Ландшафтный архитектор София Минасян соглашается, что благоустраивать туристическую часть города, оставляя за скобками жилые районы, которые заполонены парковками, нелогично. По ее словам, пока у местных жителей нет понимания, как именно будут перераспределены транспортные потоки. «Пешеходный центр — это хорошо, экологично. Но как пойдет транспорт?»
При этом эксперты отмечают, что проблемы строительства новых отелей нет, потому что «стоит очередь из инвесторов», готовых вложить в это деньги, и городские власти могли бы справиться с этой задачей без федеральных инвестиций.
По мнению генерального директора Фонда развития малых исторических городов Юрия Щеголькова, это действительно так. «Если говорить о паломниках, то вряд ли будет резкое увеличение их числа. И есть разница между паломниками и туристами. Туристы, даже религиозные, приезжают посмотреть на храм, а паломники приезжают помолиться. Для них не имеет большого значения, где они живут, и это не те, кто оставляет в городе много денег. Рассчитывать на то, что они увеличат средний чек города, неправильно».
«Геополитический проект»
Рассуждая о суммах, которые фигурируют в СМИ, — около 300 миллионов на разработку стратегии и от 60 до 140 миллиардов на ее реализацию, Щегольков отмечает, что такой масштабный проект действительно может столько стоить.

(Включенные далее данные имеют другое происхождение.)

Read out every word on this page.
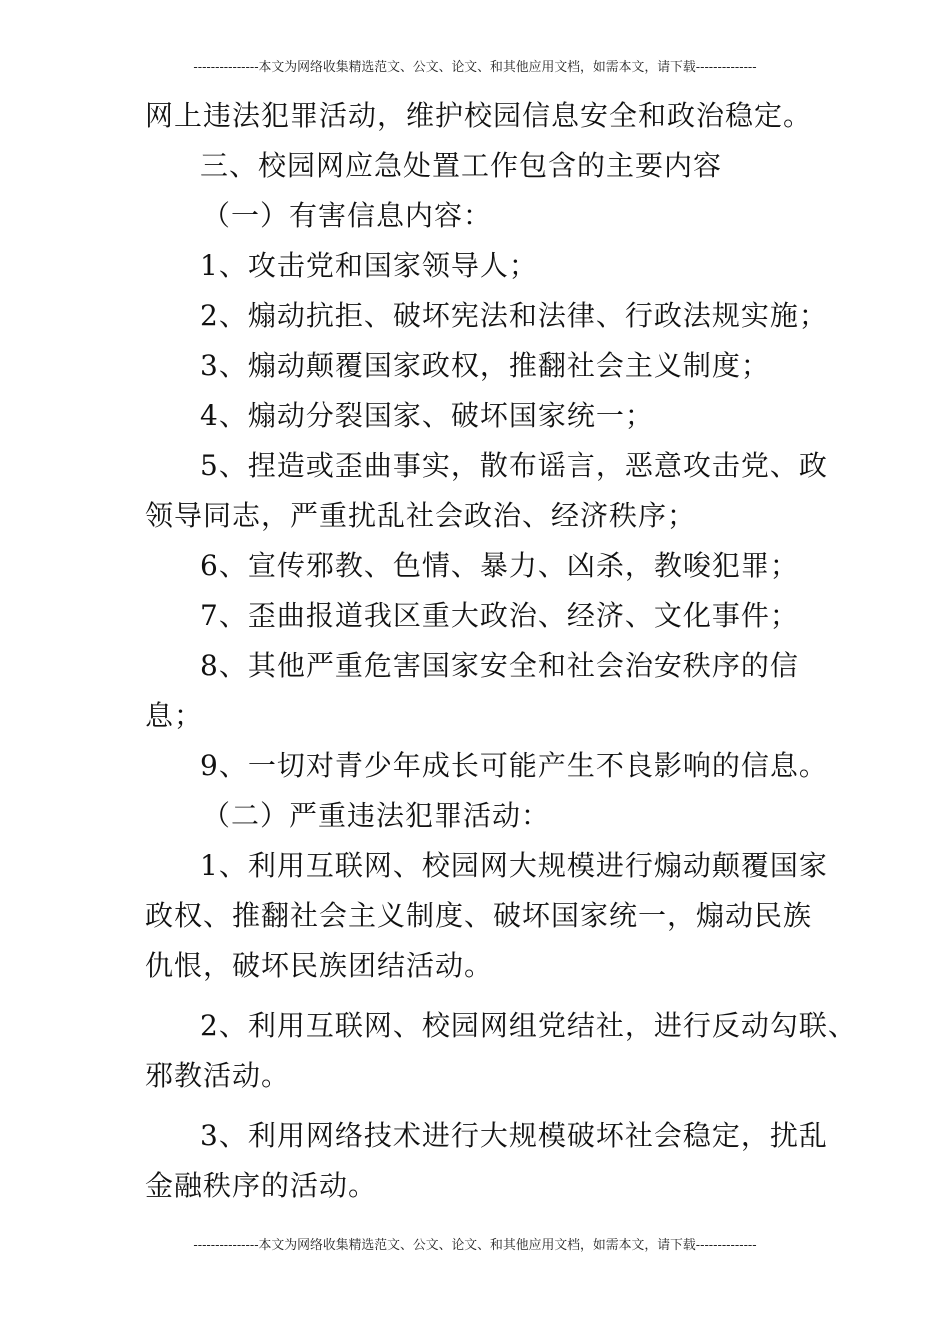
---------------本文为网络收集精选范文、公文、论文、和其他应用文档，如需本文，请下载--------------
网上违法犯罪活动，维护校园信息安全和政治稳定。
三、校园网应急处置工作包含的主要内容
（一）有害信息内容：
1、攻击党和国家领导人；
2、煽动抗拒、破坏宪法和法律、行政法规实施；
3、煽动颠覆国家政权，推翻社会主义制度；
4、煽动分裂国家、破坏国家统一；
5、捏造或歪曲事实，散布谣言，恶意攻击党、政
领导同志，严重扰乱社会政治、经济秩序；
6、宣传邪教、色情、暴力、凶杀，教唆犯罪；
7、歪曲报道我区重大政治、经济、文化事件；
8、其他严重危害国家安全和社会治安秩序的信
息；
9、一切对青少年成长可能产生不良影响的信息。
（二）严重违法犯罪活动：
1、利用互联网、校园网大规模进行煽动颠覆国家
政权、推翻社会主义制度、破坏国家统一，煽动民族
仇恨，破坏民族团结活动。
2、利用互联网、校园网组党结社，进行反动勾联、
邪教活动。
3、利用网络技术进行大规模破坏社会稳定，扰乱
金融秩序的活动。
---------------本文为网络收集精选范文、公文、论文、和其他应用文档，如需本文，请下载--------------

«Проекты реновации, ремонта и реставрации, если мы говорим об исторических поселениях, стоят дорого. Деньги, которые туда закладываются, и тот проект, который делала «Стрелка», может быть вполне адекватным. Это стоит столько — новые трассы, кварталы, переселение административной части из центра города и так далее. Конечно, город надо менять», — резюмирует Щегольков.
При этом пытаться сравнить российский проект с теми, которые реализуют в Европе, бессмысленно, отметил он. «В мире есть фонды выравнивания, которые занимаются восстановлением [исторических районов]», — пояснил собеседник «Ленты.ру». Равнозначных по масштабам проектов вспомнить не смог, а сравнивать с Ватиканом некорректно.
По мнению Анны Курбатовой, директора Института комплексного развития, большие деньги соответствуют большим целям проекта. «В советское время Сергиев Посад с точки зрения инфраструктуры развивался по стандартам районного центра, — напоминает она. — Только в последние пять-десять лет, после восстановления духовного почитания Сергия Радонежского и значения самой Троице-Сергиевой лавры, город стал менять свое назначение. Фактически из районного центра он превращается в не имеющий аналогов православный центр федерального значения. Без стратегии развития эта трансформация невозможна — речь идет не просто о смене функций, меняется сам образ жизни города. Под новый образ жизни нужны ресурсы, которыми город сегодня не располагает. Нужно понимать, какие территории осваивать, чтобы удовлетворить потребности растущего потока туристов и паломников».
«Обязательно нужно понять, как территория будет развиваться во времени, в течение отведенного стратегией срока. Важен и архитектурный аспект развития, потому что в городе охранные зоны, и высокоэтажная застройка здесь невозможна. Сейчас сложно корректно оценить, сколько потребуется средств для реализации такого масштабного проекта», — подчеркивает Курбатова.
Директор отдела стратегического консалтинга CBRE Ольга Земцова в разговоре с «Лентой.ру» отметила, что по представленным публично сведениям гадать о адекватности или неадекватности сумм сложно, но они действительно исчисляются миллиардами.
«Там же огромные объемы различных типов недвижимости и инфраструктуры, — сказала она. — Поэтому весьма сложно оценить размеры необходимых инвестиций. По тому, что было опубликовано, можно очень приблизительно скалькулировать, что объем инвестиций на жилую компоненту мы оцениваем в 35-45 миллиардов рублей, на деловую и торговую недвижимость — 3-4 миллиарда, социальная, спортивная и культурная (не включая религиозные объекты) — 8-10 миллиардов». Земцова при этом подчеркнула, что такие цифры — экспертная оценка, которая исходит из открытых данных и средних рыночных цен.
Что же касается концепции, разработанной КБ «Срелка», стоимость такого документа «очень сильно зависит от технического задания, которое давал заказчик».
«Проект не вызван нуждами только самого города, хотя, безусловно, нам необходимо создание совершенно новой инфраструктуры, — резюмирует бывший мэр Сергиева Посада. — Это как минимум национальный, федеральный проект, как максимум — даже геополитический».
«Каждый раз перед нападением я видела эти сумасшедшие глаза»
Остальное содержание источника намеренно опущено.